We made and make efforts to allow each of the V5 to be an individual; while this is good and was founded in good intention, I believe it may provide fodder for the rivalry. For example, each quint basically has their own brand… Lily loves green, is the biggest fan of the Paw Patrol by far and is known for her collection of horses whereas Ellie is the family’s “cat lady” and has not lived a day in her life in any color except for pink. Again, I believe this is good, it provides a source for identity but has it also promoted a sense of scarcity? Are there limited favorite colors, animals, favorite hobbies, etc? I’m uncertain on how they view this but am also curious if they perceive a scarcity of Daddy’s attention, special time with Mom and warm and fuzzy snuggles with Nana.

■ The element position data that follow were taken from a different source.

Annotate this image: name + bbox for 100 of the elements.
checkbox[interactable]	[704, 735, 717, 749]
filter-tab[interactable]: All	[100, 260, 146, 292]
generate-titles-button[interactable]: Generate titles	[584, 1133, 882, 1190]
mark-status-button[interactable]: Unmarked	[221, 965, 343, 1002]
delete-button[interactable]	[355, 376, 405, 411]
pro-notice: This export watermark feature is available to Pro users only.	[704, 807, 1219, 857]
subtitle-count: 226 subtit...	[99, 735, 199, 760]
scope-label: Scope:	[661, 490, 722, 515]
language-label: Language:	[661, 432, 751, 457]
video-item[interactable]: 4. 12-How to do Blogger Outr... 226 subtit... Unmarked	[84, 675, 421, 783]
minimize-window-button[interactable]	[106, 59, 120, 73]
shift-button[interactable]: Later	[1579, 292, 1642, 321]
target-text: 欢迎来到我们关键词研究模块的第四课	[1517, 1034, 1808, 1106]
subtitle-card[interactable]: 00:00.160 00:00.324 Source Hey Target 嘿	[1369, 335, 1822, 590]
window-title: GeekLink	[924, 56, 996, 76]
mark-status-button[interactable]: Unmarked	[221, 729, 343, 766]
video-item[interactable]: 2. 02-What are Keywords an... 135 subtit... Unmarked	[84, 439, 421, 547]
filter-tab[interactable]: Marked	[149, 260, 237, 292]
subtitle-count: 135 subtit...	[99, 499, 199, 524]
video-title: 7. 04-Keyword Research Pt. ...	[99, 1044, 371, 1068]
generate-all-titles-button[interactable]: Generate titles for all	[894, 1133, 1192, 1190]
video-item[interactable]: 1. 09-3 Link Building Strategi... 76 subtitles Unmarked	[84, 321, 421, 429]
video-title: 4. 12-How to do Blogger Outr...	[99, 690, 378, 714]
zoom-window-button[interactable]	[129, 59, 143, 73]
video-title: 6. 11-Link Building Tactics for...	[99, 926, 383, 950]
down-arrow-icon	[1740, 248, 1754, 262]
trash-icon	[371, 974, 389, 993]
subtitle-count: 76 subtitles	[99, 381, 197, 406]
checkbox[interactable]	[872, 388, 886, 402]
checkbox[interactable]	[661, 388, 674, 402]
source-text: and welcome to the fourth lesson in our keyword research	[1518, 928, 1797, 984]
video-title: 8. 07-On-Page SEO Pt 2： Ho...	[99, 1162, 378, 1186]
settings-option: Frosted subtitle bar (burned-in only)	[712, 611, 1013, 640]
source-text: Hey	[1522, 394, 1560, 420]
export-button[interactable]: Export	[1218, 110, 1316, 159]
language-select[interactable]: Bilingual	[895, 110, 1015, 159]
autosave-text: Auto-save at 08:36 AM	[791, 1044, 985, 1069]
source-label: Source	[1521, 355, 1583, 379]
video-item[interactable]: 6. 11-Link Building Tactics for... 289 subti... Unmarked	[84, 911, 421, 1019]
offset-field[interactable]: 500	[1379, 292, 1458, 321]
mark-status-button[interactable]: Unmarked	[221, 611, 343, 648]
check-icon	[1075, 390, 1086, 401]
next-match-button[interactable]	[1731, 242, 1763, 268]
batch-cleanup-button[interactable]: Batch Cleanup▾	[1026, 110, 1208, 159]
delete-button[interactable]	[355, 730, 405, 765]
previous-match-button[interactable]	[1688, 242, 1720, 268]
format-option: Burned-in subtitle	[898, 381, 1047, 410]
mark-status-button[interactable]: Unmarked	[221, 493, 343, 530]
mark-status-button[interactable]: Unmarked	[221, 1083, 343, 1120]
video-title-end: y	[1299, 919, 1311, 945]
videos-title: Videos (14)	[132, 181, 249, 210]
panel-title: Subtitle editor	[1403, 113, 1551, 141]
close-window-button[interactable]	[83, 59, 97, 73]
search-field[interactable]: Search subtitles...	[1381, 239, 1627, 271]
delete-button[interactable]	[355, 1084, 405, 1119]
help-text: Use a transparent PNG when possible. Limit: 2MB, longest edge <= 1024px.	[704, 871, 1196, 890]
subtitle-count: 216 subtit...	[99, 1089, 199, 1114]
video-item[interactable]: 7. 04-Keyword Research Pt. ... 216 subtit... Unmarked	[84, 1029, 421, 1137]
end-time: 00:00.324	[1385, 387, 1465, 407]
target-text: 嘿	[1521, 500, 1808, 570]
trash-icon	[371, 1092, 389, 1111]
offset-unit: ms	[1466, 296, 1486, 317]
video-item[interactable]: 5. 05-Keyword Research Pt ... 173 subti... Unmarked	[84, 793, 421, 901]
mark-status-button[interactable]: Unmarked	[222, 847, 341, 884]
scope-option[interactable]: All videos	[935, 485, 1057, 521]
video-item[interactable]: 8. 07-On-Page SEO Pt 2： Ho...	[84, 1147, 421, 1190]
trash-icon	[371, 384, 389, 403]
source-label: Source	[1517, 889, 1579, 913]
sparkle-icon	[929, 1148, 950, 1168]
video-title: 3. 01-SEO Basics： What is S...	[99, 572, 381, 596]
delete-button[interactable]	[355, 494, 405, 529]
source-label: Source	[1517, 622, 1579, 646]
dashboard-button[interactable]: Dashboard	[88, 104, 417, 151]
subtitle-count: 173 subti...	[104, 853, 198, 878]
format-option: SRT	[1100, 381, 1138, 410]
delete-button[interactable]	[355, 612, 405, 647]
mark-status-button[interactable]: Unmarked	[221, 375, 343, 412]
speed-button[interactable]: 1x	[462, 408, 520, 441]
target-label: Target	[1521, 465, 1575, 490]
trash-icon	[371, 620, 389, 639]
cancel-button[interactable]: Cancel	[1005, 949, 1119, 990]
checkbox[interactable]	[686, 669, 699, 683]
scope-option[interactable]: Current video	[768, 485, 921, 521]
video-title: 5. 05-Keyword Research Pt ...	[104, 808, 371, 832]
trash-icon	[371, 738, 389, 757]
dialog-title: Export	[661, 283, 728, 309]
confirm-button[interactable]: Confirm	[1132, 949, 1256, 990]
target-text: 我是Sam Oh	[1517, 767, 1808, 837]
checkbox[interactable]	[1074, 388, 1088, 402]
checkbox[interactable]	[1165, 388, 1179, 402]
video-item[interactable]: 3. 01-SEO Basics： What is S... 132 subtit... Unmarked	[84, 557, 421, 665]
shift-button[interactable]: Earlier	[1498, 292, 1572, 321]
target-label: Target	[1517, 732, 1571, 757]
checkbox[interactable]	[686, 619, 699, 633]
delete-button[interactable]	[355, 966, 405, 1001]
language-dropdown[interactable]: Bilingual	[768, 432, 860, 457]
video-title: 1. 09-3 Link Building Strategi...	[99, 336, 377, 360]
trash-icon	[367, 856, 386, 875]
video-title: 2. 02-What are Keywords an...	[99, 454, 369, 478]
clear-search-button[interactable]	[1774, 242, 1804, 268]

In my study on scarcity, I also learned that it can propel individuals to action. When there is abundant time then there is no urgency to learn, explore and achieve. So, how do we preserve the benefits of scarcity while encouraging an abundance mentality?

What is the Abundance Mentality?

Dr. Stephen Covey, author of the Seven Habits of Highly Effective People, shares that the scarcity mentality is a “zero-sum paradigm” and that individuals who are rutted in this mindset have a difficult time sharing both recognition and power whereas the “Abundance Mentality” is a product of personal security. This alternative mentality is the paradigm of plenty with enough to share. This security permits the sharing of self and resources to benefit the greater whole, the team, the family.

Every parent who knows love – agape love (Psalm 86:15; John 3:16) – knows that it can be given and received infinitely to a child; it is unconditional. Love is a universal language which surpasses our understanding. A mother’s love starts long before conception and truly never ends. I believe it originates when one is a little girl and she finds joy in taking care of another. I want my children to know this at the core of their beings. Mommy will always love them.

How can we foster Abundance?

Like other parents and caregivers, I want my children to know who they are, that they are loved and that there is enough of most things, whether it be what’s for dinner, toys, crayons, etc. to go around. How can we foster the abundance mentality in our homes so we can help our children to identify the appropriate time for competition and teach them to see win:win solutions? Leaders in this area suggest the following:

  • Model Appreciation. Say please and thank you and mean it. Demonstrate the value that we have in others for what they say and do.

 

  • Remind ourselves and others that there is more than enough. In the day and age of social media, comparing yourself to others is an epidemic but it can be stopped with a choice. We must stop the envy, the peeking at the “greener” grass next door, and embrace a culture of inclusion and attitude of gratitude.

 

  • Seek Opportunity with Optimism. Be the “glass is half full” person that people like to be around. Choose to see hardships as opportunities for progress, not unattainable perfection.

 

  • Be the Change. I love this quote made by Gandhi in years passed because of its truth. We need to give more of what we want. Our children are constantly watching and learning. We can foster gratitude and abundance by giving; giving our time, talents and treasures away.

 

In closing, I wish all of you mothers and blessed Mother’s Day filled with smiles, happy tears and memories that will last a lifetime.